When they were alone again, he winked at Toby. “That just tears you up inside, doesn’t it?”
Pancakes for dinner. When Toby was growing up, on the few occasions when Karen did not make it home by six o’clock, Edward tended to make breakfast for dinner: cereal,
fried eggs, fried egg sandwiches, scrambled eggs, or pancakes. They never had maple syrup, even though they might have tapped a tree down the street. All they kept in the house, all they could afford, was sugar water—a generic version of Aunt Jemima’s, butter flavour, which made butter unnecessary.
Foie gras and maple syrup initiated a salt, sugar, and fat battle so intense that Toby had trouble concentrating halfway through the second bottle of wine. Mr. Demsky was talking again, about the medical advantages and disadvantages of his various retirement options. A glow around that white nest of hair, quivering just slightly, Toby’s nervous system beginning to fail. Too much fat. The music was so loud, suddenly, along with the crashes and clanks of the cooks and servers. It occurred to Toby, as he pretended to listen, that he was sweating. He dabbed at his forehead and continued eating, eating, drinking, drinking, half listening, willing it all away. In the morning he would be gone from this place, all this fat. The fat had occupied him. His liver was under siege, desperate to detoxify even as he shovelled in more fat, more sugar, more salt, more sulphites.
Cognac.
A man of his time. No,
the
man of his time. His specialness, that locomotive of instinct and certainty, even during the darkest and quietest nights on rue Collingwood as he prepared to see himself as merely regular. His destiny: to talk on television about cutaway collars, the correct thing to say in a receiving line, money talk, sex talk, religion talk, getting old talk, talk talk. Mitigating anxiety and discomfort. Meaning-lessness and mattering. To matter.

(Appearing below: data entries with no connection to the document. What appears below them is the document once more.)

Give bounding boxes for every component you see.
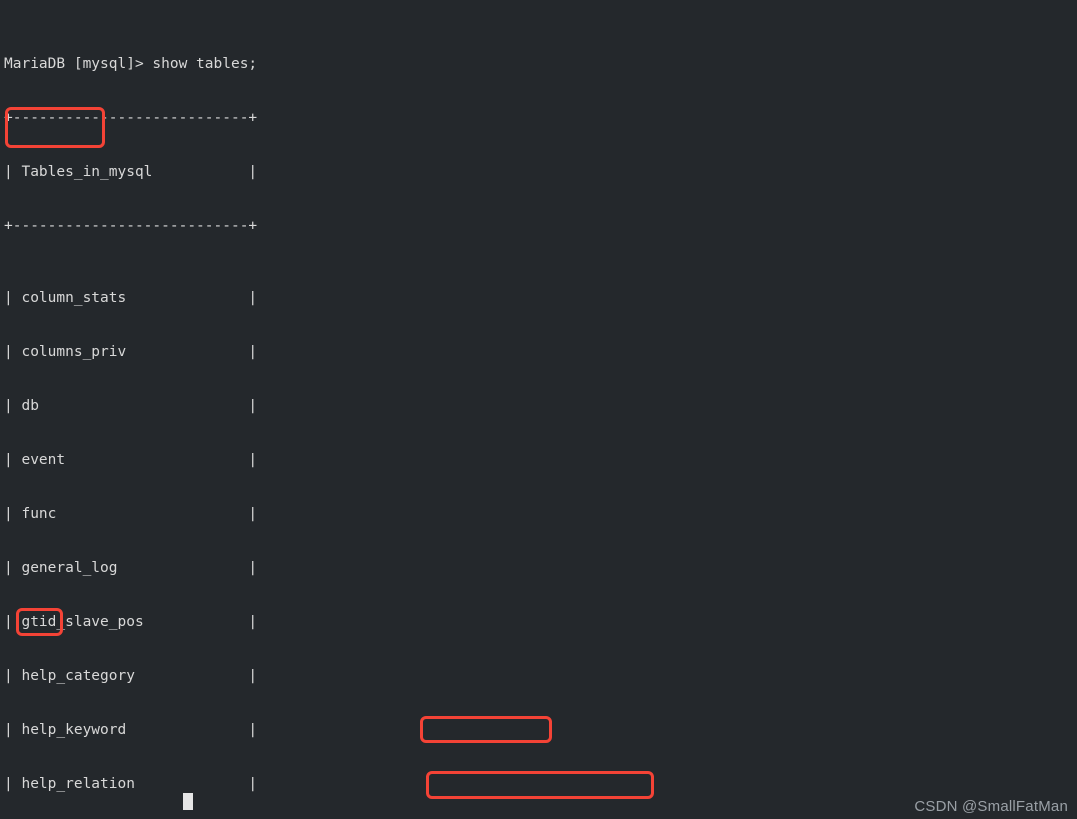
table-row: | event | <box>4 452 258 468</box>
table-row: | column_stats | <box>4 290 258 306</box>
table-row: | general_log | <box>4 560 258 576</box>
terminal-screen: MariaDB [mysql]> show tables; +---------… <box>4 1 982 819</box>
table-row: | db | <box>4 398 258 414</box>
block-cursor <box>183 793 193 810</box>
command-show-tables: MariaDB [mysql]> show tables; <box>4 56 258 72</box>
table-row: | func | <box>4 506 258 522</box>
table-row: | help_keyword | <box>4 722 258 738</box>
table-row: | help_relation | <box>4 776 258 792</box>
table-border-top: +---------------------------+ <box>4 110 258 126</box>
table-row: | gtid_slave_pos | <box>4 614 258 630</box>
csdn-watermark: CSDN @SmallFatMan <box>914 798 1068 815</box>
table-header-row: | Tables_in_mysql | <box>4 164 258 180</box>
terminal-window[interactable]: MariaDB [mysql]> show tables; +---------… <box>0 0 1077 819</box>
table-row: | help_category | <box>4 668 258 684</box>
table-row: | columns_priv | <box>4 344 258 360</box>
table-border-mid: +---------------------------+ <box>4 218 258 234</box>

Toby had never been able to see himself in Edward Mushinsky. But his future was clear in Mr. Demsky: that life
of happy unhappiness, of travel and legal troubles, of only the best sulphites. Being slightly—please, finally—more. Being written up in a real gossip column. Some time later, looking back on his night at Au Pied de Cochon, his final night in Montreal, he would recognize it for what it was: a spiritual night. A night with God the Imbecile. Toby had only one life, and it was already more than half finished. There was no room for error.
Cognac. “I’m not going.”
“You’re not going.”
“To New York.”
Mr. Demsky was as drunk as Toby. He rocked from side to side, just slightly, and blinked. For a long time, long enough for the couple at the adjacent table to get up and leave, Mr. Demsky stared at him. Then out the window, at the quiet, filthy neighbourhood. Mr. Demsky’s sleepy gaze plowed through the three-storey walk-ups of the Plateau, where generations of the forgotten had considered the right furnishings for their time, and had died.